木村氏は記事の中で「1940年10月にナチスドイツが提出した『安楽死法』(『治癒不可能な病人における死の幇助に関する法』)の最終案の一部」を提示し、もし尊厳死・安楽死が法制化された場合「難しい臨床判断を条文へ『当てはめ』ることを第一にと考えるあまり、これまで悩み熟慮することによって保たれていた生命への倫理的思考が、マニュアル化・ショートカット化されていくことのほうが危惧される。」と主張しています。
しかし、この懸念に関しては、ACPで既に行われているように「本人を主体に」「繰り返し話し合い」を行えば、「マニュアル化」したとしても「ショートカット化」には必ずしもつながらないと私は考えます。

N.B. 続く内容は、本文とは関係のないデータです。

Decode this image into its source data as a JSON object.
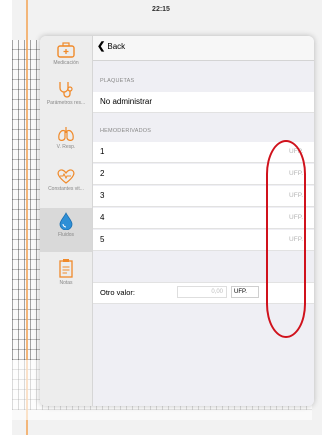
{
  "status_bar": {
    "time": "22:15"
  },
  "nav": {
    "back_label": "Back"
  },
  "sidebar": {
    "items": [
      {
        "label": "Medicación",
        "icon": "briefcase-icon"
      },
      {
        "label": "Parámetros res...",
        "icon": "stethoscope-icon"
      },
      {
        "label": "V. Resp.",
        "icon": "lungs-icon"
      },
      {
        "label": "Constantes vit...",
        "icon": "heart-monitor-icon"
      },
      {
        "label": "Fluidos",
        "icon": "drop-icon"
      },
      {
        "label": "Notas",
        "icon": "notepad-icon"
      }
    ],
    "active_index": 4
  },
  "plaquetas": {
    "header": "PLAQUETAS",
    "value": "No administrar"
  },
  "hemoderivados": {
    "header": "HEMODERIVADOS",
    "rows": [
      {
        "label": "1",
        "unit": "UFP."
      },
      {
        "label": "2",
        "unit": "UFP."
      },
      {
        "label": "3",
        "unit": "UFP."
      },
      {
        "label": "4",
        "unit": "UFP."
      },
      {
        "label": "5",
        "unit": "UFP."
      }
    ]
  },
  "otro_valor": {
    "label": "Otro valor:",
    "value": "0,00",
    "unit": "UFP."
  },
  "colors": {
    "annotation": "#d0121c",
    "accent": "#f2a65a"
  }
}
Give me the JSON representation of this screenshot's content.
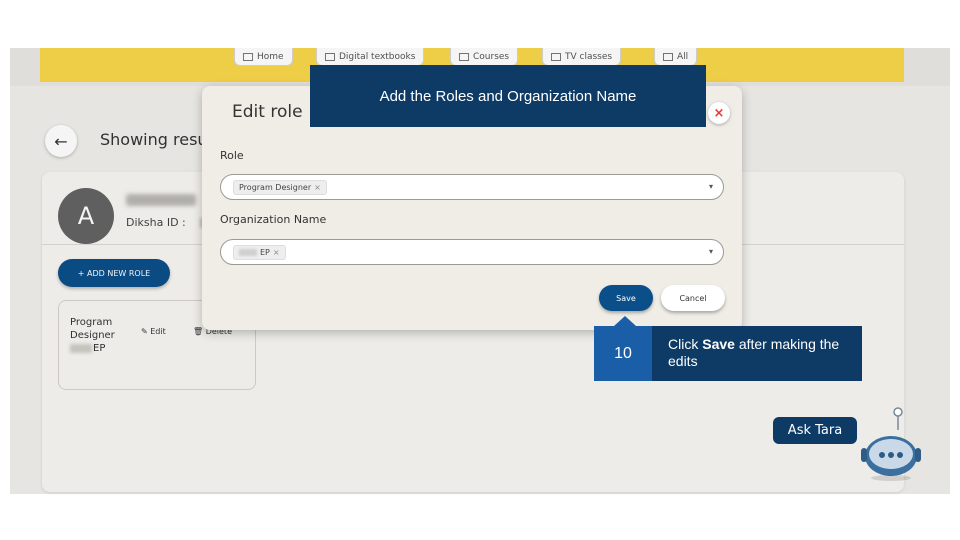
{
  "nav": {
    "items": [
      {
        "label": "Home",
        "icon": "home-icon"
      },
      {
        "label": "Digital textbooks",
        "icon": "book-icon"
      },
      {
        "label": "Courses",
        "icon": "course-icon"
      },
      {
        "label": "TV classes",
        "icon": "tv-icon"
      },
      {
        "label": "All",
        "icon": "grid-icon"
      }
    ]
  },
  "page": {
    "back_icon": "←",
    "results_text": "Showing resu",
    "profile": {
      "avatar_letter": "A",
      "diksha_id_label": "Diksha ID :"
    },
    "add_role_label": "+ ADD NEW ROLE",
    "role_card": {
      "role": "Program Designer",
      "org": "EP",
      "edit_label": "✎ Edit",
      "delete_label": "🗑 Delete"
    }
  },
  "modal": {
    "title": "Edit role",
    "close_glyph": "×",
    "role_label": "Role",
    "role_chip": "Program Designer",
    "org_label": "Organization Name",
    "org_chip": "EP",
    "chip_remove": "×",
    "caret": "▾",
    "save_label": "Save",
    "cancel_label": "Cancel"
  },
  "tutorial": {
    "top_callout": "Add the Roles and Organization Name",
    "step_number": "10",
    "step_prefix": "Click ",
    "step_bold": "Save",
    "step_suffix": " after making the edits"
  },
  "assistant": {
    "label": "Ask Tara"
  },
  "colors": {
    "primary": "#0b4f8a",
    "callout": "#0e3a66",
    "step_accent": "#1b5ea8",
    "banner": "#f8d64a",
    "close": "#e33333"
  }
}
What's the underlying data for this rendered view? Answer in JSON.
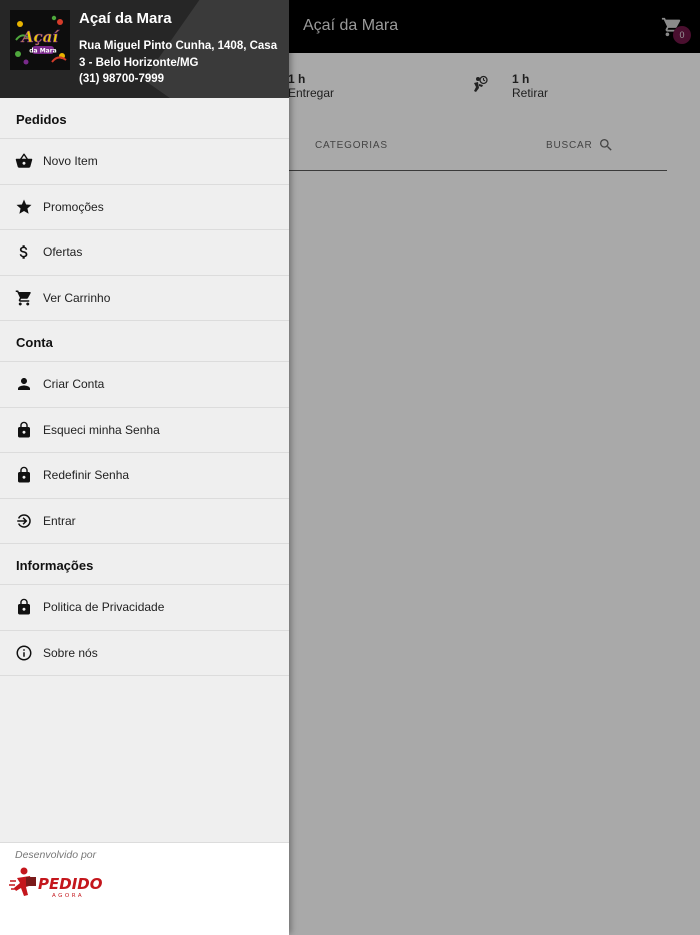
{
  "app": {
    "title": "Açaí da Mara",
    "cart_count": "0"
  },
  "delivery": {
    "deliver_time": "1 h",
    "deliver_label": "Entregar",
    "pickup_time": "1 h",
    "pickup_label": "Retirar"
  },
  "tabs": {
    "categories": "CATEGORIAS",
    "search": "BUSCAR"
  },
  "store": {
    "name": "Açaí da Mara",
    "address": "Rua Miguel Pinto Cunha, 1408, Casa 3 - Belo Horizonte/MG",
    "phone": "(31) 98700-7999",
    "logo_text_top": "Açaí",
    "logo_text_bottom": "da Mara"
  },
  "menu": {
    "orders_header": "Pedidos",
    "orders": [
      {
        "label": "Novo Item",
        "icon": "basket-icon"
      },
      {
        "label": "Promoções",
        "icon": "star-icon"
      },
      {
        "label": "Ofertas",
        "icon": "dollar-icon"
      },
      {
        "label": "Ver Carrinho",
        "icon": "cart-icon"
      }
    ],
    "account_header": "Conta",
    "account": [
      {
        "label": "Criar Conta",
        "icon": "person-icon"
      },
      {
        "label": "Esqueci minha Senha",
        "icon": "lock-icon"
      },
      {
        "label": "Redefinir Senha",
        "icon": "lock-icon"
      },
      {
        "label": "Entrar",
        "icon": "login-icon"
      }
    ],
    "info_header": "Informações",
    "info": [
      {
        "label": "Politica de Privacidade",
        "icon": "lock-icon"
      },
      {
        "label": "Sobre nós",
        "icon": "info-icon"
      }
    ]
  },
  "footer": {
    "developed_by": "Desenvolvido por",
    "brand_top": "PEDIDO",
    "brand_bottom": "AGORA"
  },
  "colors": {
    "app_bar": "#000000",
    "overlay": "#a9a9a9",
    "drawer_bg": "#efefef",
    "badge": "#4a0f2f",
    "brand_red": "#c4161c"
  }
}
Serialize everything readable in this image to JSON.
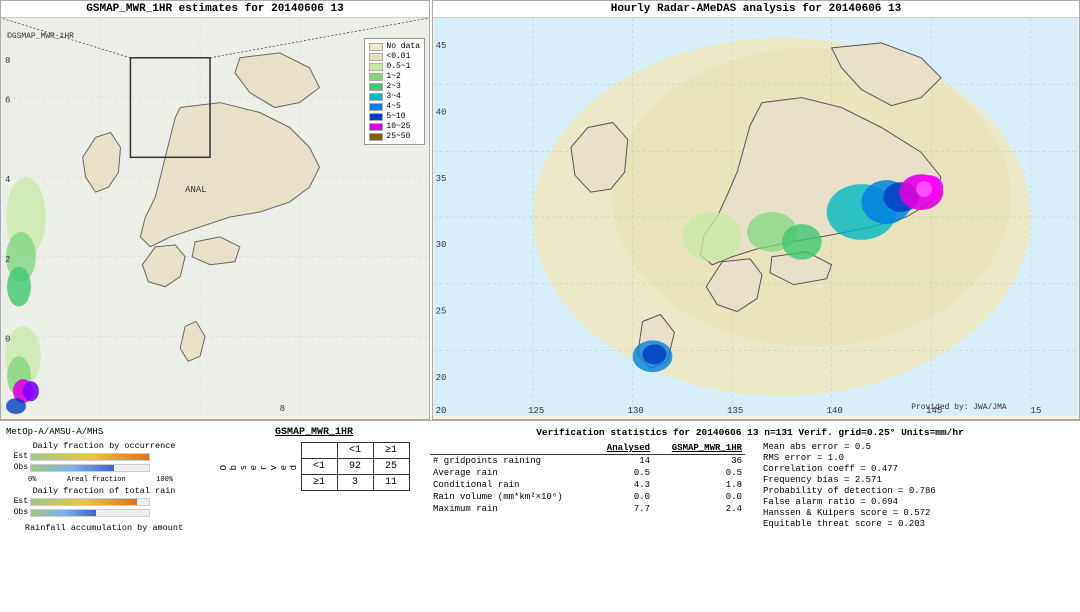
{
  "left_panel": {
    "title": "GSMAP_MWR_1HR estimates for 20140606 13",
    "watermark": "©GSMAP_MWR_1HR",
    "anal_label": "ANAL",
    "y_labels": [
      "8",
      "6",
      "4",
      "2",
      "0"
    ],
    "x_label": "8"
  },
  "right_panel": {
    "title": "Hourly Radar-AMeDAS analysis for 20140606 13",
    "y_labels": [
      "45",
      "40",
      "35",
      "30",
      "25",
      "20"
    ],
    "x_labels": [
      "125",
      "130",
      "135",
      "140",
      "145",
      "15"
    ],
    "x_bottom": "20",
    "credit": "Provided by: JWA/JMA"
  },
  "legend": {
    "items": [
      {
        "label": "No data",
        "color": "#f0e8c8"
      },
      {
        "label": "<0.01",
        "color": "#e8e0b8"
      },
      {
        "label": "0.5~1",
        "color": "#c8e8a0"
      },
      {
        "label": "1~2",
        "color": "#80d880"
      },
      {
        "label": "2~3",
        "color": "#40c870"
      },
      {
        "label": "3~4",
        "color": "#00b8c0"
      },
      {
        "label": "4~5",
        "color": "#0080e0"
      },
      {
        "label": "5~10",
        "color": "#0040c0"
      },
      {
        "label": "10~25",
        "color": "#e000e0"
      },
      {
        "label": "25~50",
        "color": "#806000"
      }
    ]
  },
  "bottom": {
    "satellite": "MetOp-A/AMSU-A/MHS",
    "chart1_title": "Daily fraction by occurrence",
    "chart2_title": "Daily fraction of total rain",
    "chart3_title": "Rainfall accumulation by amount",
    "bar_labels": {
      "est": "Est",
      "obs": "Obs"
    },
    "axis_start": "0%",
    "axis_end": "100%",
    "axis_mid": "Areal fraction"
  },
  "contingency": {
    "gsmap_label": "GSMAP_MWR_1HR",
    "col_headers": [
      "<1",
      "≥1"
    ],
    "row_header_label": "O\nb\ns\ne\nr\nv\ne\nd",
    "row_lt1": "<1",
    "row_ge1": "≥1",
    "cells": {
      "a": "92",
      "b": "25",
      "c": "3",
      "d": "11"
    }
  },
  "verification": {
    "title": "Verification statistics for 20140606 13  n=131  Verif. grid=0.25°  Units=mm/hr",
    "table_headers": [
      "Analysed",
      "GSMAP_MWR_1HR"
    ],
    "rows": [
      {
        "name": "# gridpoints raining",
        "analysed": "14",
        "gsmap": "36"
      },
      {
        "name": "Average rain",
        "analysed": "0.5",
        "gsmap": "0.5"
      },
      {
        "name": "Conditional rain",
        "analysed": "4.3",
        "gsmap": "1.8"
      },
      {
        "name": "Rain volume (mm*km²×10⁶)",
        "analysed": "0.0",
        "gsmap": "0.0"
      },
      {
        "name": "Maximum rain",
        "analysed": "7.7",
        "gsmap": "2.4"
      }
    ],
    "right_stats": [
      "Mean abs error = 0.5",
      "RMS error = 1.0",
      "Correlation coeff = 0.477",
      "Frequency bias = 2.571",
      "Probability of detection = 0.786",
      "False alarm ratio = 0.694",
      "Hanssen & Kuipers score = 0.572",
      "Equitable threat score = 0.203"
    ]
  }
}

優生思想を社会から取り除けば、「本人を主体に」「繰り返し話し合」うなかで、本人が死にたい理由を本人と「医療・ケアチーム」が掘り下げて理解することができるはずです。そうすれば、本人が死にたい理由を踏まえた尊厳死・安楽死以外の選択肢が提示され、本人が納得すれば尊厳死・安楽死以外の選択肢への道も開かれるはずです。
ただし、これは優生思想が未だ蔓延している現在の日本社会では不可能に近いと思います。あくまで優生思想が社会から取り除かれた将来の展望として留めておくべきでしょう。

違和感 3. 出生賛美的なエピソードについて

この論点は、先述した2つの違和感とは異なり、安楽死慎重派としての私が感じた違和感ではなく、反出生賛美者・反出生主義者として私が感じた違和感です。

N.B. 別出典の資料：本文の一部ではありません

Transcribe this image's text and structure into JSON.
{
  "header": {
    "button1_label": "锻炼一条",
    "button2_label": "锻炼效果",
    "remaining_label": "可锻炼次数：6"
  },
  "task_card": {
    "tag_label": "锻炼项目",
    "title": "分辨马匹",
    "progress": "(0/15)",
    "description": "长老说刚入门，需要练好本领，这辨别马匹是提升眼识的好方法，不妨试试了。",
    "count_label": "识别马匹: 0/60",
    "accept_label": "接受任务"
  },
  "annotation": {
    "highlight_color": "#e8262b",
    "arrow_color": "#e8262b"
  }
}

木村氏の記事では、木村氏の母の容体が悪化した際のエピソードを提示しています。木村氏の母の退院後、ひ孫(木村氏の孫)との面会をきっかけに木村氏の母の「目には、明らかに生気が蘇った」などと書いています。
このようなエピソードを提示していることから分かるように、木村氏やその母は、社会に蔓延している出生賛美を内面化してしまっていると言わざるをえません。
また、記事副題の「『死なせてほしい』という意思はきっかけ一つで変わる」も問題です。出生を強いられるという重大な事態を「きっかけ一つ」と表現することは、生殖行為が有する子に対する暴力性・権力性に対する無知を露呈していると言わざるをえません。

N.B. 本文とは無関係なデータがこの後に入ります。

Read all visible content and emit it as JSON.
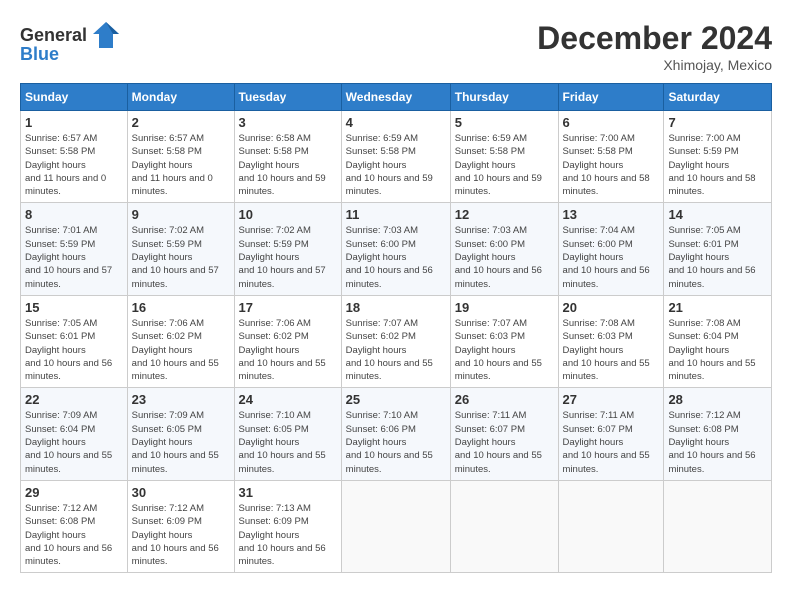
{
  "logo": {
    "text_general": "General",
    "text_blue": "Blue"
  },
  "title": "December 2024",
  "location": "Xhimojay, Mexico",
  "days_of_week": [
    "Sunday",
    "Monday",
    "Tuesday",
    "Wednesday",
    "Thursday",
    "Friday",
    "Saturday"
  ],
  "weeks": [
    [
      {
        "day": "1",
        "sunrise": "6:57 AM",
        "sunset": "5:58 PM",
        "daylight": "11 hours and 0 minutes."
      },
      {
        "day": "2",
        "sunrise": "6:57 AM",
        "sunset": "5:58 PM",
        "daylight": "11 hours and 0 minutes."
      },
      {
        "day": "3",
        "sunrise": "6:58 AM",
        "sunset": "5:58 PM",
        "daylight": "10 hours and 59 minutes."
      },
      {
        "day": "4",
        "sunrise": "6:59 AM",
        "sunset": "5:58 PM",
        "daylight": "10 hours and 59 minutes."
      },
      {
        "day": "5",
        "sunrise": "6:59 AM",
        "sunset": "5:58 PM",
        "daylight": "10 hours and 59 minutes."
      },
      {
        "day": "6",
        "sunrise": "7:00 AM",
        "sunset": "5:58 PM",
        "daylight": "10 hours and 58 minutes."
      },
      {
        "day": "7",
        "sunrise": "7:00 AM",
        "sunset": "5:59 PM",
        "daylight": "10 hours and 58 minutes."
      }
    ],
    [
      {
        "day": "8",
        "sunrise": "7:01 AM",
        "sunset": "5:59 PM",
        "daylight": "10 hours and 57 minutes."
      },
      {
        "day": "9",
        "sunrise": "7:02 AM",
        "sunset": "5:59 PM",
        "daylight": "10 hours and 57 minutes."
      },
      {
        "day": "10",
        "sunrise": "7:02 AM",
        "sunset": "5:59 PM",
        "daylight": "10 hours and 57 minutes."
      },
      {
        "day": "11",
        "sunrise": "7:03 AM",
        "sunset": "6:00 PM",
        "daylight": "10 hours and 56 minutes."
      },
      {
        "day": "12",
        "sunrise": "7:03 AM",
        "sunset": "6:00 PM",
        "daylight": "10 hours and 56 minutes."
      },
      {
        "day": "13",
        "sunrise": "7:04 AM",
        "sunset": "6:00 PM",
        "daylight": "10 hours and 56 minutes."
      },
      {
        "day": "14",
        "sunrise": "7:05 AM",
        "sunset": "6:01 PM",
        "daylight": "10 hours and 56 minutes."
      }
    ],
    [
      {
        "day": "15",
        "sunrise": "7:05 AM",
        "sunset": "6:01 PM",
        "daylight": "10 hours and 56 minutes."
      },
      {
        "day": "16",
        "sunrise": "7:06 AM",
        "sunset": "6:02 PM",
        "daylight": "10 hours and 55 minutes."
      },
      {
        "day": "17",
        "sunrise": "7:06 AM",
        "sunset": "6:02 PM",
        "daylight": "10 hours and 55 minutes."
      },
      {
        "day": "18",
        "sunrise": "7:07 AM",
        "sunset": "6:02 PM",
        "daylight": "10 hours and 55 minutes."
      },
      {
        "day": "19",
        "sunrise": "7:07 AM",
        "sunset": "6:03 PM",
        "daylight": "10 hours and 55 minutes."
      },
      {
        "day": "20",
        "sunrise": "7:08 AM",
        "sunset": "6:03 PM",
        "daylight": "10 hours and 55 minutes."
      },
      {
        "day": "21",
        "sunrise": "7:08 AM",
        "sunset": "6:04 PM",
        "daylight": "10 hours and 55 minutes."
      }
    ],
    [
      {
        "day": "22",
        "sunrise": "7:09 AM",
        "sunset": "6:04 PM",
        "daylight": "10 hours and 55 minutes."
      },
      {
        "day": "23",
        "sunrise": "7:09 AM",
        "sunset": "6:05 PM",
        "daylight": "10 hours and 55 minutes."
      },
      {
        "day": "24",
        "sunrise": "7:10 AM",
        "sunset": "6:05 PM",
        "daylight": "10 hours and 55 minutes."
      },
      {
        "day": "25",
        "sunrise": "7:10 AM",
        "sunset": "6:06 PM",
        "daylight": "10 hours and 55 minutes."
      },
      {
        "day": "26",
        "sunrise": "7:11 AM",
        "sunset": "6:07 PM",
        "daylight": "10 hours and 55 minutes."
      },
      {
        "day": "27",
        "sunrise": "7:11 AM",
        "sunset": "6:07 PM",
        "daylight": "10 hours and 55 minutes."
      },
      {
        "day": "28",
        "sunrise": "7:12 AM",
        "sunset": "6:08 PM",
        "daylight": "10 hours and 56 minutes."
      }
    ],
    [
      {
        "day": "29",
        "sunrise": "7:12 AM",
        "sunset": "6:08 PM",
        "daylight": "10 hours and 56 minutes."
      },
      {
        "day": "30",
        "sunrise": "7:12 AM",
        "sunset": "6:09 PM",
        "daylight": "10 hours and 56 minutes."
      },
      {
        "day": "31",
        "sunrise": "7:13 AM",
        "sunset": "6:09 PM",
        "daylight": "10 hours and 56 minutes."
      },
      null,
      null,
      null,
      null
    ]
  ],
  "labels": {
    "sunrise": "Sunrise: ",
    "sunset": "Sunset: ",
    "daylight": "Daylight hours"
  }
}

この木村氏の記事のように出生賛美の言説を無批判に再生産することが、生殖にそこまで積極的ではない人や生殖の難しい人を苦しめるものであることは言うまでもないでしょう。

まとめ

木村知氏の記事は3つの重要な事実を提示するとともに、3つの深刻な問題を抱えていることを、本note記事では明らかにしました。
今後も、優生思想やそれに基づく主張に対して、論点を整理しながら的確に批判し続けていきたいと思います。